Lazy dog walking 101: introducing the canine remote control

Credit: Int. J. Modelling, Identification and Control

Imagine this: your dog is scratching at the front door, wanting to go for a walk. But you're tired or it's raining outside and you're just not interested. What's a dog owner to do? Two scientists at Auburn University have the solution: stay on your couch and use a remote control to walk your dog. No, really. Jeff Miller and David Bevly of the university's Department of Mechanical Engineering have devised a system that will allow you to command your pooch without ever needing to leave the house.

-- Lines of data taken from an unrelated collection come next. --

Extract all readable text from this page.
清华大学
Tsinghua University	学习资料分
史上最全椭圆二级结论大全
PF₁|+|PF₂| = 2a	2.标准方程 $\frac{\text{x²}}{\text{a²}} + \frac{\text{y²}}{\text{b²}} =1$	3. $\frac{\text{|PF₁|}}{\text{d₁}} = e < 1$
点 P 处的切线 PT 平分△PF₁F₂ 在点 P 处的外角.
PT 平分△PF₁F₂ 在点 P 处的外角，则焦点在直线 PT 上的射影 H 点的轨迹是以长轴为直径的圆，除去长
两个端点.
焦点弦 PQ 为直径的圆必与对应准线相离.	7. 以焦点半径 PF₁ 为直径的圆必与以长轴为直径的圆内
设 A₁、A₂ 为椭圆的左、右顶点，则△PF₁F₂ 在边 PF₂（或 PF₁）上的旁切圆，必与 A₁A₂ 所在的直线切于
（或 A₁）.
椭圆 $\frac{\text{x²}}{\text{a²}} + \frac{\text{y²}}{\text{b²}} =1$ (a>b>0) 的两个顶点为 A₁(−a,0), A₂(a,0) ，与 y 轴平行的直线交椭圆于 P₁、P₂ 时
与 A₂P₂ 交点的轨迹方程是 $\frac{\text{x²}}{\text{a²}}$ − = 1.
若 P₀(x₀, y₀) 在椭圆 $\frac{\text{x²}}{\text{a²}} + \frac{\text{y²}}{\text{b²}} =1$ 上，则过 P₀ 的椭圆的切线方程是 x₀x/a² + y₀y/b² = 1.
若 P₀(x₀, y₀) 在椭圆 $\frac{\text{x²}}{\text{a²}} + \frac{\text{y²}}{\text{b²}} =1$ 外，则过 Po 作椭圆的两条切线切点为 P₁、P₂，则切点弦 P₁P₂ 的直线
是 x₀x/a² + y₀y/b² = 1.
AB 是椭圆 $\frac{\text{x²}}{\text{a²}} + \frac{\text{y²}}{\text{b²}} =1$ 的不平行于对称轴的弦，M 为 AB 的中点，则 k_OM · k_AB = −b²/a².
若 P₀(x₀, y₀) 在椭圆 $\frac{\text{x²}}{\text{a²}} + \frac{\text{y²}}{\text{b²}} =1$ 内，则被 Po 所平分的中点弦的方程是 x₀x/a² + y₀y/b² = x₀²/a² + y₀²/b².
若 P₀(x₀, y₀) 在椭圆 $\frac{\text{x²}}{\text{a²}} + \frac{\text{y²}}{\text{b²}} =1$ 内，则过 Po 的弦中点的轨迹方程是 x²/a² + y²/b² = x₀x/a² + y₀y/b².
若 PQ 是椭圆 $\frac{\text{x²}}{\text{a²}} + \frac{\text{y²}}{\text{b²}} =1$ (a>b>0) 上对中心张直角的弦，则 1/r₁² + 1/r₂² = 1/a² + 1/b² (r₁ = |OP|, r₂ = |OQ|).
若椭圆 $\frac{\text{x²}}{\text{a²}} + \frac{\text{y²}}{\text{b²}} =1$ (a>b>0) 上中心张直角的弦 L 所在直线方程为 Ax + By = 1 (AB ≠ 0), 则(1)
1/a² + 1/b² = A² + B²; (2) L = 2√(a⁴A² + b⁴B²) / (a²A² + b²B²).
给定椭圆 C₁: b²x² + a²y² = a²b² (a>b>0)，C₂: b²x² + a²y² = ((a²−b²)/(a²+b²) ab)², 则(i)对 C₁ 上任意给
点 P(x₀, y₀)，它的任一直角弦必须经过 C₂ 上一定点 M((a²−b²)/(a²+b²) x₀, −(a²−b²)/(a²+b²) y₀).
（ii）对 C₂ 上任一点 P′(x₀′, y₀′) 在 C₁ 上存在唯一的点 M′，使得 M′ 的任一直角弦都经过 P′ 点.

This new system, as described in an upcoming issue of the International Journal of Modelling, Identification and Control, uses a wearable doggie suit that comes equipped with a microprocessor, wireless radio, and GPS receiver. The dog is trained to respond to commands that consist of a variety of vibrations and tones that come through the suit via a remote control (like a smartphone). It might sound crazy, but researchers are claiming an obedience success rate with this system of over 98%. Not only is this the perfect tool for the lazy dog owner, but it could also be useful for finding missing persons, searching for disaster victims, and uncovering contraband. This technology could also provide additional support to the disabled who own dogs as support animals, or it could even come in handy in situations where it is impossible to give a dog verbal commands, such as in a noisy environment.

Although it may seem like we're using technology to enslave man's best friend, dogs have already proven they are good subjects for such systems, being predisposed to accept commands and intelligently respond to them. In other words, this probably would never work on a cat, but we'd definitely like to see someone try. Again.